Feri lalu mengurai sejumlah pasal yang memayungi aturan terkait. Pertama, Pasal 282 dan 283 Undang-Undang Nomor 7 Tahun 2017 tentang Pemilu.

"Adapun Pasal 282 berbunyi pejabat negara, pejabat struktural, dan pejabat fungsional dalam jabatan negeri, serta kepala desa dilarang membuat keputusan dan/atau melakukan tindakan yang menguntungkan atau merugikan salah satu peserta pemilu selama masa kampanye," ungkap Feri

"Juga Pasal 283, pejabat negara, pejabat struktural dan pejabat fungsional dalam jabatan negeri serta aparatur sipil negara lainnya dilarang mengadakan kegiatan yang mengarah kepada keberpihakan terhadap peserta pemilu sebelum, selama, dan sesudah masa kampanye," sambung Feri.

Feri mengamini aturan disebutkan otomatis gugur jika mereka cuti dari jabatannya dan tidak menggunakan fasilitas negara. Sebab, hal itu tertuang dalam aturan dalam Pasal 281.

Meskipun demikian, walau tidak melanggar aturan, tetapi bentuk keberpihakan kepala negara bakal berbenturan dengan etika dan moral.

"Namun semua keberpihakan Jokowi itu berbenturan dengan etika berpolitik dan bernegara," Feri memungkasi.

 

4 dari 4 halaman

Presiden Seharusnya Jadi Pemimpin Moral

Co-Captian Timnas Anies-Muhaimin (AMIN) Sudirman Said menyayangkan Presiden Jokowi yang menyebut presiden boleh berkampanye dan memihak di pilpres 2024.

Menurut Sudirman, seorang presiden bukan hanya petugas teknis atau terbatas mengurus soal administrasi. Namun, kata dia, juga merupakan seorang pemimpin moral.

"Peran terbesar seorang presiden adalah menjadi pemimpin moral. Karena dengan moral itu, bawahnya ikut semua. Jadi kami sangat prihatin apabila sikap itu dikatakan," kata Sudirman.

Sudirman menilai pernyataan Jokowi bukan lagi soal aturan hukum semata. Dia lebih melihat persoalan itu berkaitan dengan asas patut dan ketidakpatutan.

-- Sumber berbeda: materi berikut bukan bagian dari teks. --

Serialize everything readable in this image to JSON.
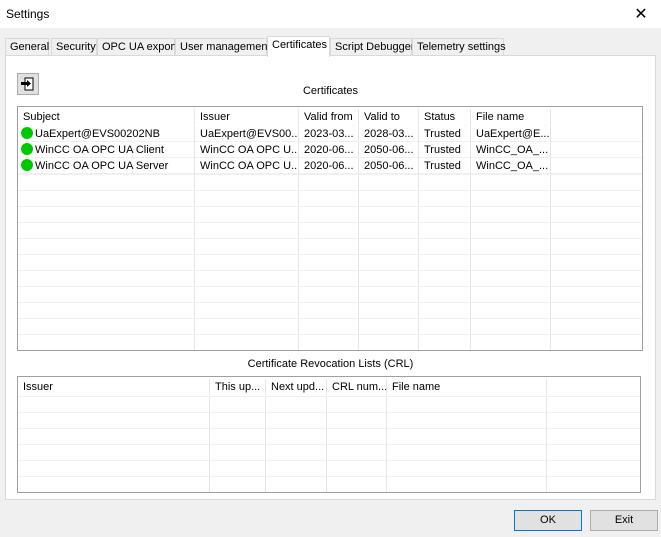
{
  "window": {
    "title": "Settings",
    "close_glyph": "✕"
  },
  "tabs": [
    {
      "label": "General"
    },
    {
      "label": "Security"
    },
    {
      "label": "OPC UA export"
    },
    {
      "label": "User management"
    },
    {
      "label": "Certificates",
      "active": true
    },
    {
      "label": "Script Debugger"
    },
    {
      "label": "Telemetry settings"
    }
  ],
  "certificates": {
    "title": "Certificates",
    "import_icon": "import-icon",
    "columns": [
      "Subject",
      "Issuer",
      "Valid from",
      "Valid to",
      "Status",
      "File name"
    ],
    "rows": [
      {
        "status_color": "#00c800",
        "subject": "UaExpert@EVS00202NB",
        "issuer": "UaExpert@EVS00...",
        "valid_from": "2023-03...",
        "valid_to": "2028-03...",
        "status": "Trusted",
        "file_name": "UaExpert@E..."
      },
      {
        "status_color": "#00c800",
        "subject": "WinCC OA OPC UA Client",
        "issuer": "WinCC OA OPC U...",
        "valid_from": "2020-06...",
        "valid_to": "2050-06...",
        "status": "Trusted",
        "file_name": "WinCC_OA_..."
      },
      {
        "status_color": "#00c800",
        "subject": "WinCC OA OPC UA Server",
        "issuer": "WinCC OA OPC U...",
        "valid_from": "2020-06...",
        "valid_to": "2050-06...",
        "status": "Trusted",
        "file_name": "WinCC_OA_..."
      }
    ]
  },
  "crl": {
    "title": "Certificate Revocation Lists (CRL)",
    "columns": [
      "Issuer",
      "This up...",
      "Next upd...",
      "CRL num...",
      "File name"
    ],
    "rows": []
  },
  "buttons": {
    "ok": "OK",
    "exit": "Exit"
  }
}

"Jadi bukan soal legal tidak legal, legal tidak legal sudah terbukti bahwa itu bisa diterobos. Contohnya, ketika ia memaksakan anaknya untuk masuk dalam kontestasi," ungkap Sudirman.

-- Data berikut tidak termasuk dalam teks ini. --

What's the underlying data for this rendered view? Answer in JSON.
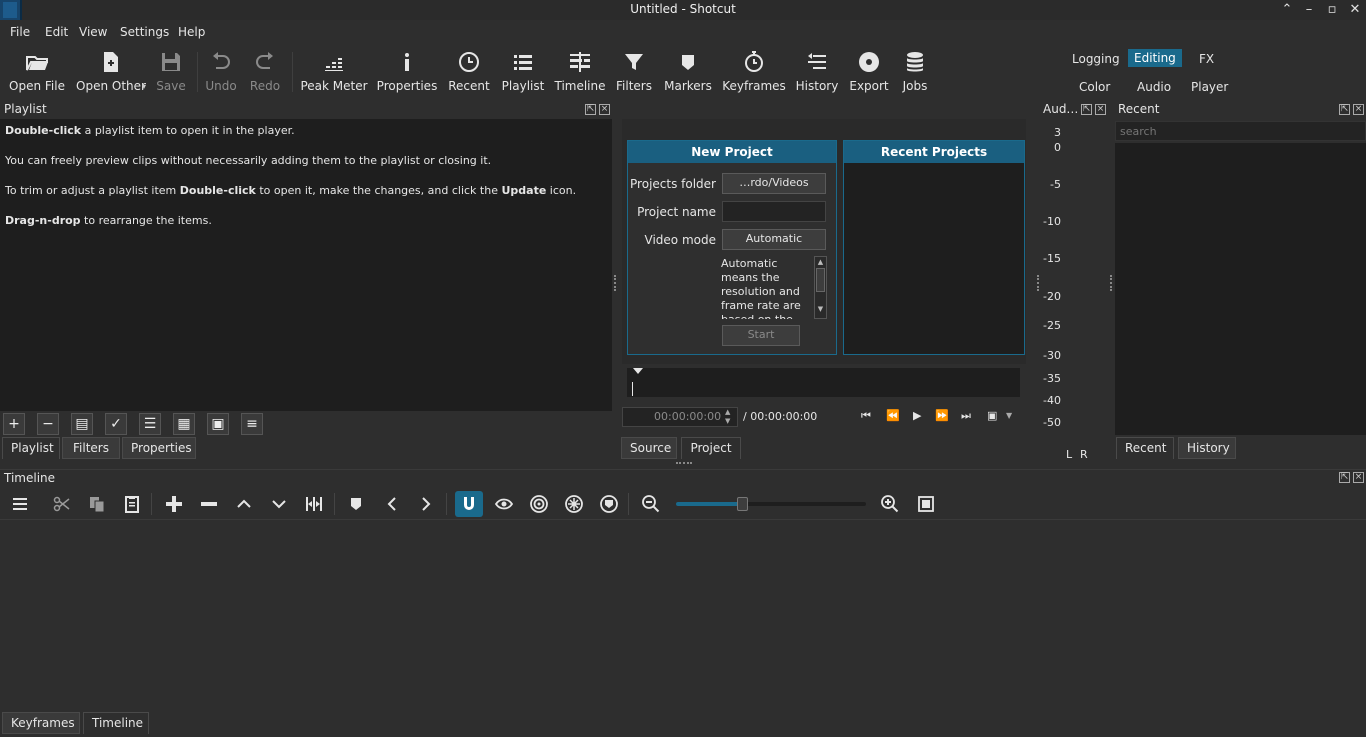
{
  "window": {
    "title": "Untitled - Shotcut"
  },
  "menu": {
    "file": "File",
    "edit": "Edit",
    "view": "View",
    "settings": "Settings",
    "help": "Help"
  },
  "toolbar": {
    "open_file": "Open File",
    "open_other": "Open Other",
    "save": "Save",
    "undo": "Undo",
    "redo": "Redo",
    "peak_meter": "Peak Meter",
    "properties": "Properties",
    "recent": "Recent",
    "playlist": "Playlist",
    "timeline": "Timeline",
    "filters": "Filters",
    "markers": "Markers",
    "keyframes": "Keyframes",
    "history": "History",
    "export": "Export",
    "jobs": "Jobs"
  },
  "workspaces": {
    "logging": "Logging",
    "editing": "Editing",
    "fx": "FX",
    "color": "Color",
    "audio": "Audio",
    "player": "Player"
  },
  "playlist": {
    "title": "Playlist",
    "line1_bold": "Double-click",
    "line1_rest": " a playlist item to open it in the player.",
    "line2": "You can freely preview clips without necessarily adding them to the playlist or closing it.",
    "line3_a": "To trim or adjust a playlist item ",
    "line3_bold1": "Double-click",
    "line3_b": " to open it, make the changes, and click the ",
    "line3_bold2": "Update",
    "line3_c": " icon.",
    "line4_bold": "Drag-n-drop",
    "line4_rest": " to rearrange the items.",
    "tabs": {
      "playlist": "Playlist",
      "filters": "Filters",
      "properties": "Properties"
    }
  },
  "new_project": {
    "title": "New Project",
    "projects_folder_label": "Projects folder",
    "projects_folder_value": "…rdo/Videos",
    "project_name_label": "Project name",
    "project_name_value": "",
    "video_mode_label": "Video mode",
    "video_mode_value": "Automatic",
    "description": "Automatic means the resolution and frame rate are based on the",
    "start": "Start"
  },
  "recent_projects": {
    "title": "Recent Projects"
  },
  "player": {
    "timecode": "00:00:00:00",
    "duration": "/ 00:00:00:00",
    "tabs": {
      "source": "Source",
      "project": "Project"
    }
  },
  "audio_meter": {
    "title": "Aud…",
    "scale": [
      "3",
      "0",
      "-5",
      "-10",
      "-15",
      "-20",
      "-25",
      "-30",
      "-35",
      "-40",
      "-50"
    ],
    "channels": {
      "left": "L",
      "right": "R"
    }
  },
  "recent_panel": {
    "title": "Recent",
    "search_placeholder": "search",
    "tabs": {
      "recent": "Recent",
      "history": "History"
    }
  },
  "timeline": {
    "title": "Timeline",
    "zoom_level": 0.34
  },
  "bottom_tabs": {
    "keyframes": "Keyframes",
    "timeline": "Timeline"
  },
  "colors": {
    "accent": "#1a6a8c",
    "panel_bg": "#1e1e1e",
    "window_bg": "#2e2e2e"
  }
}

"Tapi soal legal tidak legal itu pimpinan tinggi negara ukurannya patut atau tidak. Artinya ukurannya ada di peran etika," sambung dia.

Lebih lanjut, mantan Menteri ESDM itu berharap pernyataan Jokowi itu tidak mempengaruhi tata kelola di pemerintahan. Sebab, kata Sudirman Said, pejabat publik harusnya menjalankan sumpah melayani rakyat.

"Mudah-mudahan statement tadi pagi itu tidak membuat tata kelola kita menjadi kacau, yang mendorong semua pejabat publik, yang sekaligus pejabat politik berpikir soal kelompok atau kepentingannya," kata Co-Captian Timnas AMIN.